About two months ago, I saw a problem coming. My side-project newscatcherapi.com was soon to be ready to launch 🚀 for a closed beta. But, we had 0 sign-ups in our email list.


For a little back story, Newscatcher is a Data-as-a-Service company that builds an API to search through online news articles.

Just like Google searches the most relevant web pages, we return you the data on the most relevant news articles.

We aggregate the data from thousands of sources, and collect up to 20 data points on each artile, such as published time, title, author, URL, language, country, topic, media links, etc.

We help financial institutions, market analysts, media platforms, and PR agencies to analyse what the worldwide news are talking about. At scale.

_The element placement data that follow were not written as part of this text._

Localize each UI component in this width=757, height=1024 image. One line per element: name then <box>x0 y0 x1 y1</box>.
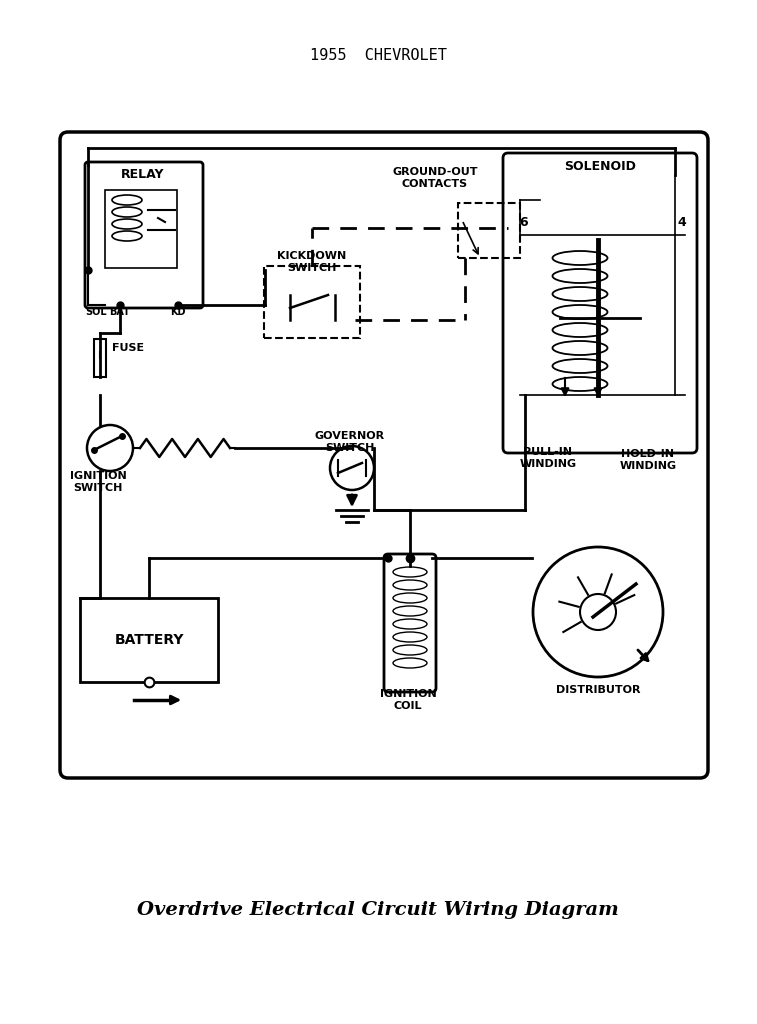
Text: IGNITION
SWITCH: IGNITION SWITCH <box>70 471 126 494</box>
Circle shape <box>87 425 133 471</box>
Circle shape <box>330 446 374 490</box>
Text: Overdrive Electrical Circuit Wiring Diagram: Overdrive Electrical Circuit Wiring Diag… <box>137 901 619 919</box>
Bar <box>94 339 106 377</box>
Text: BAT: BAT <box>110 307 130 317</box>
Text: KD: KD <box>170 307 185 317</box>
Text: GOVERNOR
SWITCH: GOVERNOR SWITCH <box>315 431 385 454</box>
FancyBboxPatch shape <box>384 554 436 692</box>
Text: 1955  CHEVROLET: 1955 CHEVROLET <box>310 47 447 62</box>
Text: RELAY: RELAY <box>121 168 165 180</box>
Circle shape <box>533 547 663 677</box>
Bar <box>105 190 177 268</box>
Text: SOLENOID: SOLENOID <box>564 160 636 172</box>
Text: 6: 6 <box>520 215 528 228</box>
Bar <box>264 266 360 338</box>
Text: IGNITION
COIL: IGNITION COIL <box>379 689 436 712</box>
Text: 4: 4 <box>678 215 687 228</box>
Text: DISTRIBUTOR: DISTRIBUTOR <box>556 685 640 695</box>
Bar <box>80 598 218 682</box>
Text: KICKDOWN
SWITCH: KICKDOWN SWITCH <box>277 251 347 273</box>
Text: BATTERY: BATTERY <box>114 633 184 647</box>
Text: FUSE: FUSE <box>112 343 144 353</box>
Text: HOLD-IN
WINDING: HOLD-IN WINDING <box>619 449 677 471</box>
Circle shape <box>580 594 616 630</box>
Text: PULL-IN
WINDING: PULL-IN WINDING <box>519 446 577 469</box>
Text: SOL: SOL <box>86 307 107 317</box>
Text: GROUND-OUT
CONTACTS: GROUND-OUT CONTACTS <box>392 167 478 189</box>
Bar <box>458 203 520 258</box>
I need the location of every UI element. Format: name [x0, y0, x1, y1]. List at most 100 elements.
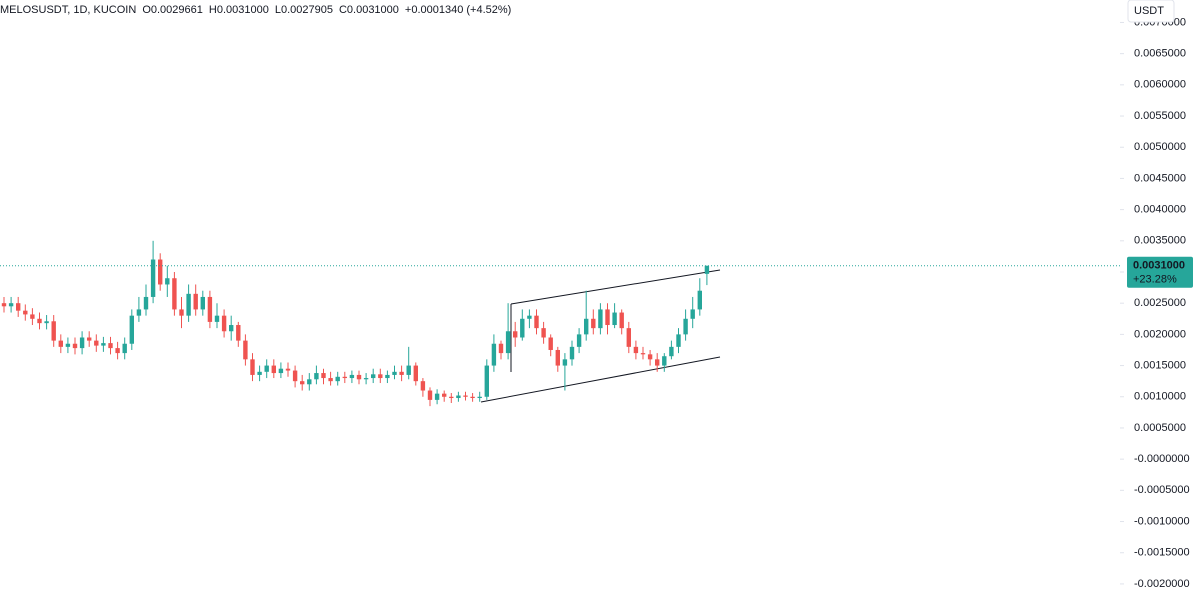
candle-body: [229, 325, 234, 332]
candle-body: [399, 371, 404, 375]
candle-body: [356, 374, 362, 380]
candle-body: [335, 376, 340, 382]
y-tick-label: 0.0025000: [1134, 297, 1186, 309]
candle-body: [30, 314, 35, 319]
candle-body: [456, 395, 461, 399]
candle-body: [23, 310, 28, 315]
currency-label[interactable]: USDT: [1134, 5, 1164, 17]
candle-body: [605, 309, 610, 326]
candle-body: [87, 337, 92, 341]
candle-body: [662, 356, 667, 366]
y-tick-label: 0.0055000: [1134, 110, 1186, 122]
candle-body: [498, 343, 504, 354]
candle-body: [655, 359, 660, 366]
axis-group: -0.0020000 -0.0015000 -0.0010000 -0.0005000…: [1120, 16, 1190, 590]
candle-body: [115, 348, 120, 354]
candle-body: [314, 373, 319, 380]
y-tick-label: 0.0060000: [1134, 79, 1186, 91]
candle-body: [236, 325, 241, 341]
candle-body: [129, 315, 134, 344]
candle-body: [612, 312, 617, 326]
y-tick-label: 0.0065000: [1134, 48, 1186, 60]
candle-body: [349, 374, 355, 379]
candle-body: [271, 365, 276, 374]
candle-body: [633, 346, 639, 354]
currency-box[interactable]: [1127, 0, 1175, 23]
y-tick-label: 0.0005000: [1134, 422, 1186, 434]
candle-body: [300, 381, 305, 385]
candle-body: [342, 376, 347, 379]
candle-body: [619, 312, 624, 329]
candle-body: [491, 343, 497, 366]
y-tick-label: 0.0020000: [1134, 328, 1186, 340]
candle-body: [534, 315, 539, 329]
candle-body: [626, 328, 631, 347]
candle-body: [307, 379, 312, 385]
candle-body: [598, 309, 603, 329]
candle-body: [392, 371, 397, 375]
candle-body: [584, 318, 589, 335]
candle-body: [37, 318, 42, 324]
symbol-title: MELOSUSDT, 1D, KUCOIN: [0, 4, 136, 16]
candle-body: [413, 365, 418, 382]
candle-body: [562, 359, 568, 366]
candle-body: [704, 265, 710, 274]
candle-body: [72, 343, 78, 349]
candle-body: [328, 378, 333, 382]
candle-body: [200, 296, 205, 310]
candle-body: [513, 331, 518, 338]
candle-body: [555, 349, 560, 366]
candle-body: [697, 290, 702, 310]
candle-body: [378, 374, 383, 379]
y-tick-label: -0.0000000: [1134, 453, 1190, 465]
candle-body: [477, 396, 482, 399]
overlay: 0.0031000 +23.28%: [0, 256, 1193, 288]
candle-body: [179, 309, 184, 316]
candle-body: [363, 378, 369, 380]
y-tick-label: 0.0040000: [1134, 204, 1186, 216]
candle-body: [257, 371, 262, 375]
candle-body: [193, 293, 198, 310]
candle-body: [285, 368, 291, 371]
candle-body: [690, 309, 695, 319]
candle-body: [371, 374, 376, 379]
channel-lower-line: [480, 356, 721, 403]
candle-body: [434, 393, 440, 400]
candle-body: [108, 343, 113, 349]
candle-body: [122, 343, 127, 354]
candle-body: [520, 318, 525, 338]
legend-key: L: [275, 4, 281, 16]
y-tick-label: -0.0020000: [1134, 578, 1190, 590]
y-tick-label: -0.0005000: [1134, 484, 1190, 496]
candle-body: [186, 293, 191, 316]
legend-change: +0.0001340 (+4.52%): [405, 4, 511, 16]
candle-body: [16, 303, 21, 311]
candle-body: [158, 259, 163, 285]
candle-body: [470, 396, 475, 399]
candle-body: [527, 315, 532, 319]
candle-body: [214, 315, 220, 322]
candle-body: [150, 259, 156, 297]
candle-body: [548, 337, 553, 350]
candle-body: [406, 365, 411, 375]
ohlc-legend: O 0.0029661 H 0.0031000 L 0.0027905 C 0.0031000…: [142, 4, 511, 16]
candle-body: [569, 346, 575, 360]
candle-body: [264, 365, 269, 372]
candle-body: [143, 296, 149, 310]
legend-key: C: [339, 4, 347, 16]
candle-body: [442, 393, 447, 397]
candle-body: [683, 318, 688, 335]
candle-body: [669, 346, 674, 357]
candle-body: [576, 334, 582, 347]
legend-key: O: [142, 4, 151, 16]
price-badge: [1127, 256, 1193, 288]
candle-body: [1, 303, 7, 307]
candle-body: [449, 396, 454, 399]
legend-value: 0.0031000: [217, 4, 269, 16]
candle-body: [463, 395, 468, 397]
candle-body: [207, 296, 213, 322]
legend-value: 0.0029661: [151, 4, 203, 16]
candle-body: [79, 337, 85, 349]
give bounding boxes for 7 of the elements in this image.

Why do you even need an email list? 🔔

Maybe we are developing something great. Or, maybe not. One thing I am sure about is that whatever we are building will not sell itself. Especially, when it is a B2B product.
Plus, we need some early adopters who should let us know what we missed.
We want to build things that people need, not the things that we find interesting to develop.

Finding your audience

Both Newscatcher’s co-founders are technical. Even though we can ship an end-to-end solution, we never made sales, marketing, promotion, pitching, etc.

The only audience that we know well is developers.

Devs are the end-users of the product we are building. Though, it is important to understand that people using your product are not always the ones who will make a decision to buy it.

I think there are two main (none self-excluding) approaches that we could take:

  1. Go to decision-makers, and explain how their company/product might benefit from our solution
  2. Go to devs who will have to integrate our solution, and make them understand and like our API. Then, hope that they can convince decision-makers to take a look at what we propose

We took the second path, because:

  • we do not understand our product-market fit well
  • we have zero experience in making sales and marketing
  • we do understand what developers like (because we are devs ourself)

So, our plan was to try the way that we are confident about — find support from the developers.

Open-sourcing as a way to acquire users 💻

Over the month of March 2020, we got our first sign-ups for the beta. One month before the closed beta got launched, we got about 200 sign-ups.

70% of the referral traffic comes from the GitHub page of the Python package we released.

The Python package I talk about in this article does not depend on any external API. You do not need to be our client to use it!


newscatcher Python package allows you to programmatically collect normalized news from (almost) any website.


We shared some data that we gathered for our main product, then combined it with a few already existing libraries. Nothing special on a technical side.

I promoted it on r/datascience and r/algotrading subreddits. Many people found it useful.

Findings to think about

When I got this simple idea of a Python package I did not expect it to have that much exposure. But it worked unpredictably well.

More interestingly, I do many more things that I believe are much more valuable and interesting for the community. Most of the time those pass by totally unnoticed.

It is hard to know in advance what others will like.

You have to be consistent in what you doing and not give up if something does not work.